Après son coup d’éclat sur 100 m la semaine dernière, l’Américain Noah Lyles s’est emparé d’une troisième couronne de champion du monde du 200 m consécutive vendredi à Budapest, pour valider un doublé plus vu depuis Usain Bolt en 2015.

Le Boltomètre n’a jamais été aussi haut depuis la retraite de la légende jamaïcaine en 2017. Le showman Noah Lyles, qui rêve de dépasser les frontières de son sport, a fait un pas dans la bonne direction avec un retentissant doublé 100/200 m aux Championnats du monde.

Le Floridien de 26 ans a écrasé la finale dans la deuxième partie de course, sa spécialité, pour couper la ligne en 19 sec 52 (-0,2 m/s) devant son compatriote Erriyon Knighton (19.75) et le Botswanais Letsile Tebogo (19.81), déjà médaillé sur 100 m (bronze).

Début juin, Lyles et Bolt s’étaient croisés à Kingston, le Jamaïcain glissant quelques mots à l’oreille de son futur successeur: " t’es bon mec, content de te voir. Notre sport a besoin de ça, on a besoin d’une personnalité. "

" Usain Bolt l’a fait (le doublé), et le fait qu’il m’ait parlé pour me dire qu’il me suivait et me respectait, c’est incroyable ", a lancé Lyles en conférence de presse.

" Ce doublé représente beaucoup de travail. J’ai beaucoup dit que je n’avais pas de pression, mais évidemment il y en avait. Le 100 mètres, c’était surtout du fun. Le 200 mètres, c’est là où j’ai fait mes plus grosses performances, mes deux premiers titres mondiaux, c’était personnel. "

Personnalité riche et complexe, Noah Lyles, volontiers chanteur, danseur ou chambreur, n’a jamais eu peur d’ouvrir son intimité au monde.

Il y a quelques semaines, la chaîne américaine NBC lui a consacré un long documentaire d’une heure trente, revenant notamment sur sa jeunesse, que Lyles espère décliner en plusieurs saisons.

Se " battre " sur la piste

Né à Gainesville (Floride) le 18 juillet 1997, il passe enfant beaucoup de temps à l’hôpital pour traiter son asthme, avant d’être soulagé par une opération des amygdales et des végétations à l’âge de six ans.

Ses parents, tous les deux anciens athlètes, divorcent lorsqu’il a 13 ans: il part avec son frère vivre avec leur mère, et leur grande sœur avec leur père.

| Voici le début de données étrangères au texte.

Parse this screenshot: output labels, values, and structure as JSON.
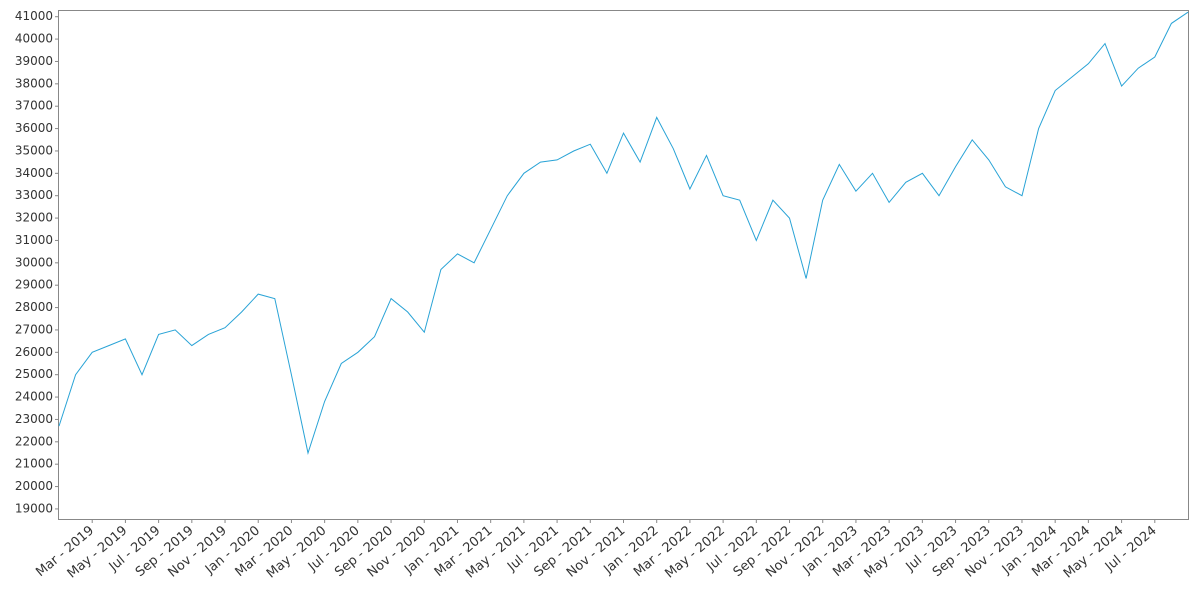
{
  "chart_data": {
    "type": "line",
    "x": [
      "2019-01",
      "2019-02",
      "2019-03",
      "2019-04",
      "2019-05",
      "2019-06",
      "2019-07",
      "2019-08",
      "2019-09",
      "2019-10",
      "2019-11",
      "2019-12",
      "2020-01",
      "2020-02",
      "2020-03",
      "2020-04",
      "2020-05",
      "2020-06",
      "2020-07",
      "2020-08",
      "2020-09",
      "2020-10",
      "2020-11",
      "2020-12",
      "2021-01",
      "2021-02",
      "2021-03",
      "2021-04",
      "2021-05",
      "2021-06",
      "2021-07",
      "2021-08",
      "2021-09",
      "2021-10",
      "2021-11",
      "2021-12",
      "2022-01",
      "2022-02",
      "2022-03",
      "2022-04",
      "2022-05",
      "2022-06",
      "2022-07",
      "2022-08",
      "2022-09",
      "2022-10",
      "2022-11",
      "2022-12",
      "2023-01",
      "2023-02",
      "2023-03",
      "2023-04",
      "2023-05",
      "2023-06",
      "2023-07",
      "2023-08",
      "2023-09",
      "2023-10",
      "2023-11",
      "2023-12",
      "2024-01",
      "2024-02",
      "2024-03",
      "2024-04",
      "2024-05",
      "2024-06",
      "2024-07",
      "2024-08",
      "2024-09"
    ],
    "series": [
      {
        "color": "#29a3d6",
        "values": [
          22700,
          25000,
          26000,
          26300,
          26600,
          25000,
          26800,
          27000,
          26300,
          26800,
          27100,
          27800,
          28600,
          28400,
          25000,
          21500,
          23800,
          25500,
          26000,
          26700,
          28400,
          27800,
          26900,
          29700,
          30400,
          30000,
          31500,
          33000,
          34000,
          34500,
          34600,
          35000,
          35300,
          34000,
          35800,
          34500,
          36500,
          35100,
          33300,
          34800,
          33000,
          32800,
          31000,
          32800,
          32000,
          29300,
          32800,
          34400,
          33200,
          34000,
          32700,
          33600,
          34000,
          33000,
          34300,
          35500,
          34600,
          33400,
          33000,
          36000,
          37700,
          38300,
          38900,
          39800,
          37900,
          38700,
          39200,
          40700,
          41200
        ]
      }
    ],
    "xlim": [
      "2019-01",
      "2024-09"
    ],
    "xticks": [
      {
        "value": "2019-03",
        "label": "Mar - 2019"
      },
      {
        "value": "2019-05",
        "label": "May - 2019"
      },
      {
        "value": "2019-07",
        "label": "Jul - 2019"
      },
      {
        "value": "2019-09",
        "label": "Sep - 2019"
      },
      {
        "value": "2019-11",
        "label": "Nov - 2019"
      },
      {
        "value": "2020-01",
        "label": "Jan - 2020"
      },
      {
        "value": "2020-03",
        "label": "Mar - 2020"
      },
      {
        "value": "2020-05",
        "label": "May - 2020"
      },
      {
        "value": "2020-07",
        "label": "Jul - 2020"
      },
      {
        "value": "2020-09",
        "label": "Sep - 2020"
      },
      {
        "value": "2020-11",
        "label": "Nov - 2020"
      },
      {
        "value": "2021-01",
        "label": "Jan - 2021"
      },
      {
        "value": "2021-03",
        "label": "Mar - 2021"
      },
      {
        "value": "2021-05",
        "label": "May - 2021"
      },
      {
        "value": "2021-07",
        "label": "Jul - 2021"
      },
      {
        "value": "2021-09",
        "label": "Sep - 2021"
      },
      {
        "value": "2021-11",
        "label": "Nov - 2021"
      },
      {
        "value": "2022-01",
        "label": "Jan - 2022"
      },
      {
        "value": "2022-03",
        "label": "Mar - 2022"
      },
      {
        "value": "2022-05",
        "label": "May - 2022"
      },
      {
        "value": "2022-07",
        "label": "Jul - 2022"
      },
      {
        "value": "2022-09",
        "label": "Sep - 2022"
      },
      {
        "value": "2022-11",
        "label": "Nov - 2022"
      },
      {
        "value": "2023-01",
        "label": "Jan - 2023"
      },
      {
        "value": "2023-03",
        "label": "Mar - 2023"
      },
      {
        "value": "2023-05",
        "label": "May - 2023"
      },
      {
        "value": "2023-07",
        "label": "Jul - 2023"
      },
      {
        "value": "2023-09",
        "label": "Sep - 2023"
      },
      {
        "value": "2023-11",
        "label": "Nov - 2023"
      },
      {
        "value": "2024-01",
        "label": "Jan - 2024"
      },
      {
        "value": "2024-03",
        "label": "Mar - 2024"
      },
      {
        "value": "2024-05",
        "label": "May - 2024"
      },
      {
        "value": "2024-07",
        "label": "Jul - 2024"
      }
    ],
    "ylim": [
      18550,
      41300
    ],
    "yticks": [
      19000,
      20000,
      21000,
      22000,
      23000,
      24000,
      25000,
      26000,
      27000,
      28000,
      29000,
      30000,
      31000,
      32000,
      33000,
      34000,
      35000,
      36000,
      37000,
      38000,
      39000,
      40000,
      41000
    ],
    "grid": false
  }
}
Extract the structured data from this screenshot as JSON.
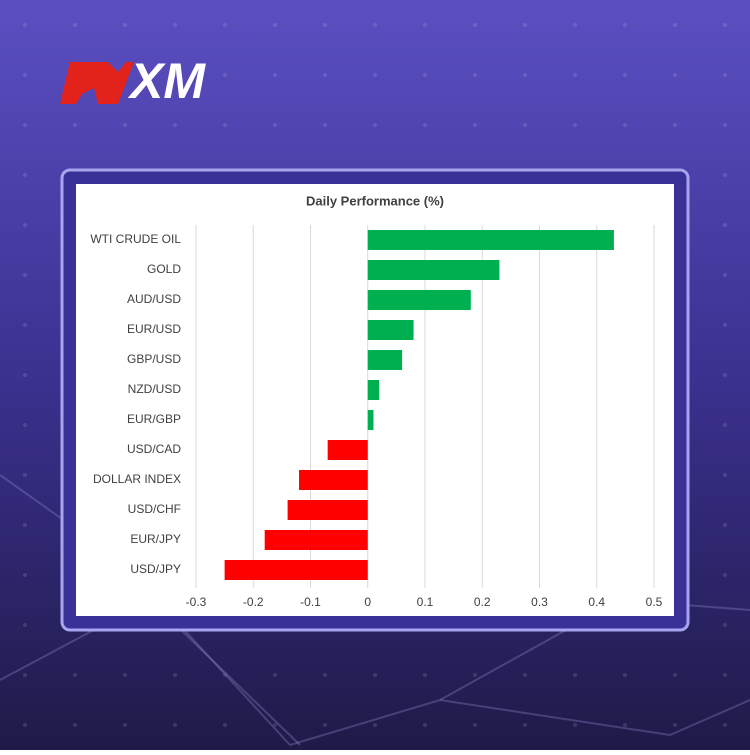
{
  "brand": "XM",
  "chart_data": {
    "type": "bar",
    "orientation": "horizontal",
    "title": "Daily Performance (%)",
    "categories": [
      "WTI CRUDE OIL",
      "GOLD",
      "AUD/USD",
      "EUR/USD",
      "GBP/USD",
      "NZD/USD",
      "EUR/GBP",
      "USD/CAD",
      "DOLLAR INDEX",
      "USD/CHF",
      "EUR/JPY",
      "USD/JPY"
    ],
    "values": [
      0.43,
      0.23,
      0.18,
      0.08,
      0.06,
      0.02,
      0.01,
      -0.07,
      -0.12,
      -0.14,
      -0.18,
      -0.25
    ],
    "positive_color": "#00b050",
    "negative_color": "#ff0000",
    "xlim": [
      -0.3,
      0.5
    ],
    "xticks": [
      -0.3,
      -0.2,
      -0.1,
      0,
      0.1,
      0.2,
      0.3,
      0.4,
      0.5
    ],
    "grid": true
  }
}
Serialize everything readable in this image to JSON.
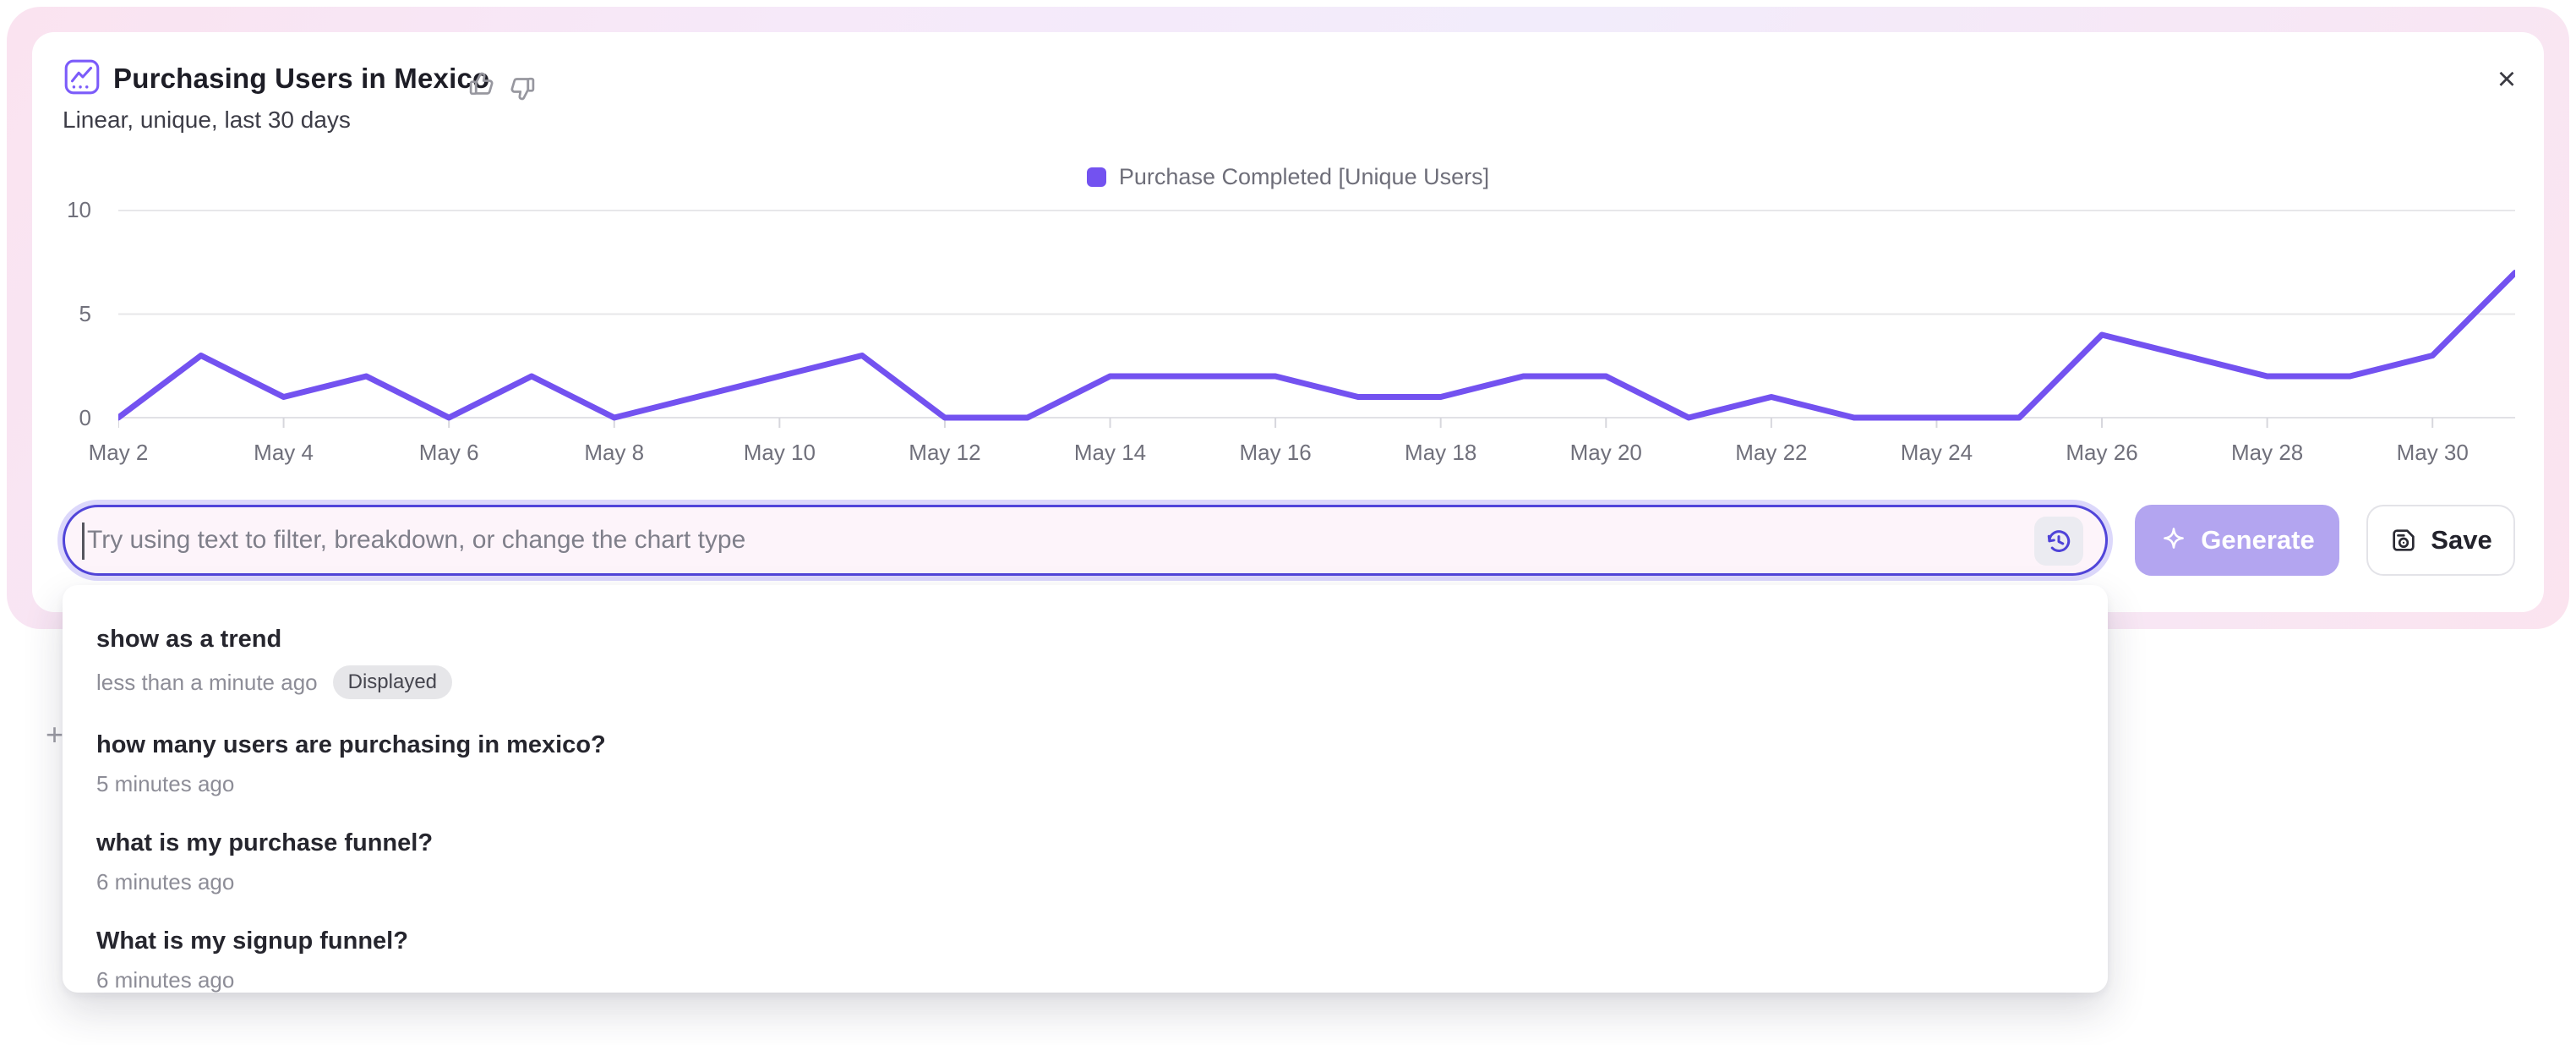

Dyslexique et victime de troubles de l’attention, il a du mal à l’école où il redouble son " first grade  ", l’équivalent du cours préparatoire.

" Je me suis battu toute ma vie. Après ma naissance pour sortir de l’hôpital, puis pour sortir de l’école, avec ma dyslexie et mes troubles de l’attention, pour trouver ma propre voie. Maintenant je me bats sur la piste ", indiquait-il avant son entrée en lice à Budapest.

Ce diamant brut explose en 2018 avant d’être titré une première fois aux Mondiaux de 2019.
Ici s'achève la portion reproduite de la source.